Questa è l’indicazione che viene data ai servi, dopo che gli originalmente invitati al banchetto di nozze hanno declinato l’invito.
La parabola del banchetto di nozze, parabola sul Regno di Dio, inizia con l’invito agli invitati da parte del Re di recarsi alla festa di nozze per il figlio, perché tutto è pronto. Gli invitati però non vengono, neanche al ripetuto e insistente invito. Gli invitati non si scusano, anzi, ignorano l’invito o trattano addirittura con violenza i messaggeri del Re. (Matteo 22, 1-14)

I primi invitati si sono così esclusi loro stessi - e ora altri sorprendentemente vengono dichiarati degni dell’invito.
Chi sono? Nella versione del vangelo di Luca viene specificato che l’invito ora è rivolto ai poveri, ai malmenati, ai più miseri, a coloro, che solitamente non sono considerati. In Matteo invece l’invito è incondizionato e universale: “tutti quelli che trovate”. Di conseguenza vengono invitati dai servi “buoni e cattivi” ugualmente e la sala si riempie.

Matteo così dà al messaggio evangelico un’accentuazione diversa: l’invito alla festa non è esclusivo, ma è rivolto a tutti e tutte senza alcuna distinzione e senza nessun criterio “moralista”.
Ciò corrisponde al messaggio e alla prassi di Gesù, che continuamente dai cosidetti “buoni” viene accusato di stare con chi invece sarebbe da giudicare male e da escludere.
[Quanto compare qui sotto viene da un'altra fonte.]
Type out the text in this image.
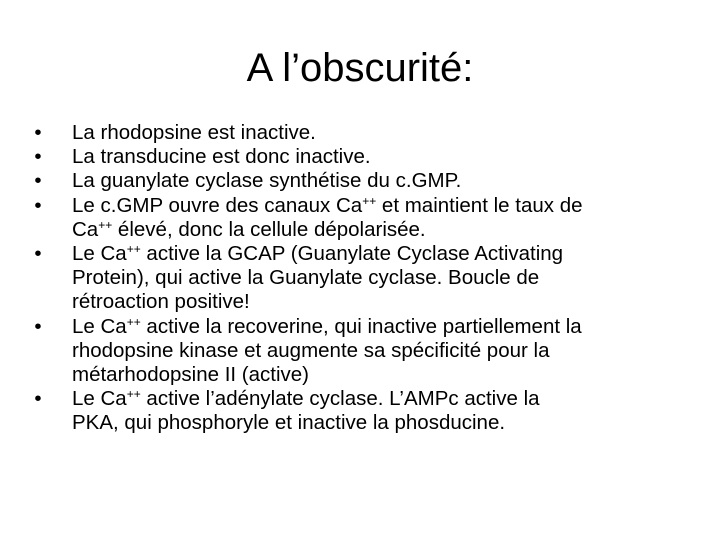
A l’obscurité:
•	La rhodopsine est inactive.
•	La transducine est donc inactive.
•	La guanylate cyclase synthétise du c.GMP.
•	Le c.GMP ouvre des canaux Ca++ et maintient le taux de
Ca++ élevé, donc la cellule dépolarisée.
•	Le Ca++ active la GCAP (Guanylate Cyclase Activating
Protein), qui active la Guanylate cyclase. Boucle de
rétroaction positive!
•	Le Ca++ active la recoverine, qui inactive partiellement la
rhodopsine kinase et augmente sa spécificité pour la
métarhodopsine II (active)
•	Le Ca++ active l’adénylate cyclase. L’AMPc active la
PKA, qui phosphoryle et inactive la phosducine.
I servi nella parabola perciò non sono autorizzati a compiere una scelta o a giudicare chi è da invitare e chi invece non è degno. Il loro compito è di essere messaggeri dell’invito al banchetto per tutti e tutte, senza stabilire dei criteri per l’ingresso. Il Re apre le porte della sala della festa per tutti e tutte.
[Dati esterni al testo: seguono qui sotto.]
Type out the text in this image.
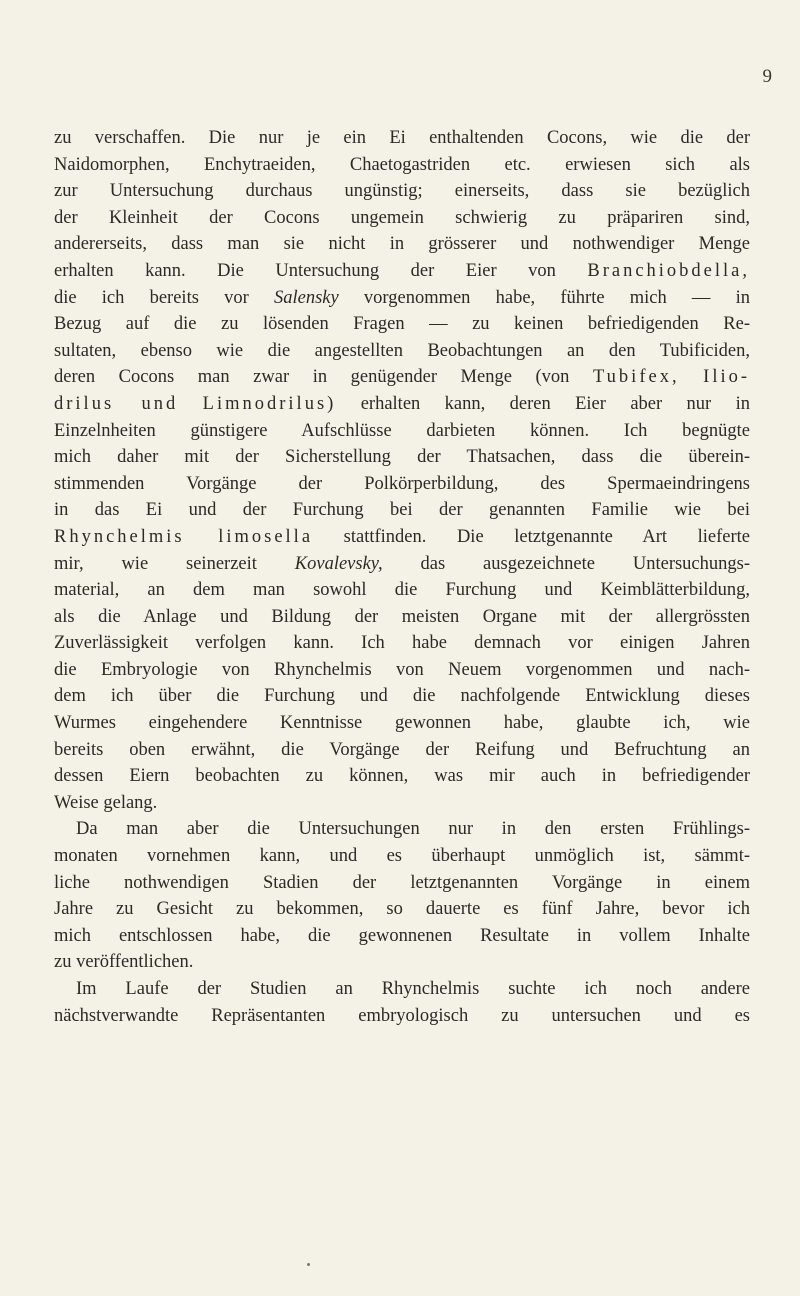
9
zu verschaffen. Die nur je ein Ei enthaltenden Cocons, wie die der
Naidomorphen, Enchytraeiden, Chaetogastriden etc. erwiesen sich als
zur Untersuchung durchaus ungünstig; einerseits, dass sie bezüglich
der Kleinheit der Cocons ungemein schwierig zu präpariren sind,
andererseits, dass man sie nicht in grösserer und nothwendiger Menge
erhalten kann. Die Untersuchung der Eier von Branchiobdella,
die ich bereits vor Salensky vorgenommen habe, führte mich — in
Bezug auf die zu lösenden Fragen — zu keinen befriedigenden Re-
sultaten, ebenso wie die angestellten Beobachtungen an den Tubificiden,
deren Cocons man zwar in genügender Menge (von Tubifex, Ilio-
drilus und Limnodrilus) erhalten kann, deren Eier aber nur in
Einzelnheiten günstigere Aufschlüsse darbieten können. Ich begnügte
mich daher mit der Sicherstellung der Thatsachen, dass die überein-
stimmenden Vorgänge der Polkörperbildung, des Spermaeindringens
in das Ei und der Furchung bei der genannten Familie wie bei
Rhynchelmis limosella stattfinden. Die letztgenannte Art lieferte
mir, wie seinerzeit Kovalevsky, das ausgezeichnete Untersuchungs-
material, an dem man sowohl die Furchung und Keimblätterbildung,
als die Anlage und Bildung der meisten Organe mit der allergrössten
Zuverlässigkeit verfolgen kann. Ich habe demnach vor einigen Jahren
die Embryologie von Rhynchelmis von Neuem vorgenommen und nach-
dem ich über die Furchung und die nachfolgende Entwicklung dieses
Wurmes eingehendere Kenntnisse gewonnen habe, glaubte ich, wie
bereits oben erwähnt, die Vorgänge der Reifung und Befruchtung an
dessen Eiern beobachten zu können, was mir auch in befriedigender
Weise gelang.
Da man aber die Untersuchungen nur in den ersten Frühlings-
monaten vornehmen kann, und es überhaupt unmöglich ist, sämmt-
liche nothwendigen Stadien der letztgenannten Vorgänge in einem
Jahre zu Gesicht zu bekommen, so dauerte es fünf Jahre, bevor ich
mich entschlossen habe, die gewonnenen Resultate in vollem Inhalte
zu veröffentlichen.
Im Laufe der Studien an Rhynchelmis suchte ich noch andere
nächstverwandte Repräsentanten embryologisch zu untersuchen und es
Anche nelle nostre chiese oggi non dovremo tentare di fare delle distinzioni, di voler stabilire dei criteri, moralisti o di appartenenza culturale o di genere ecc. Né come “servi”, né, come invitati e partecipanti alla festa, possiamo dire di un altro o un’altra che non è degno/a di entrare e di partecipare. Non è questo, grazie a Dio, il nostro compito; invece siamo chiamati a spalancare le porte, a invitare “chi troviamo”.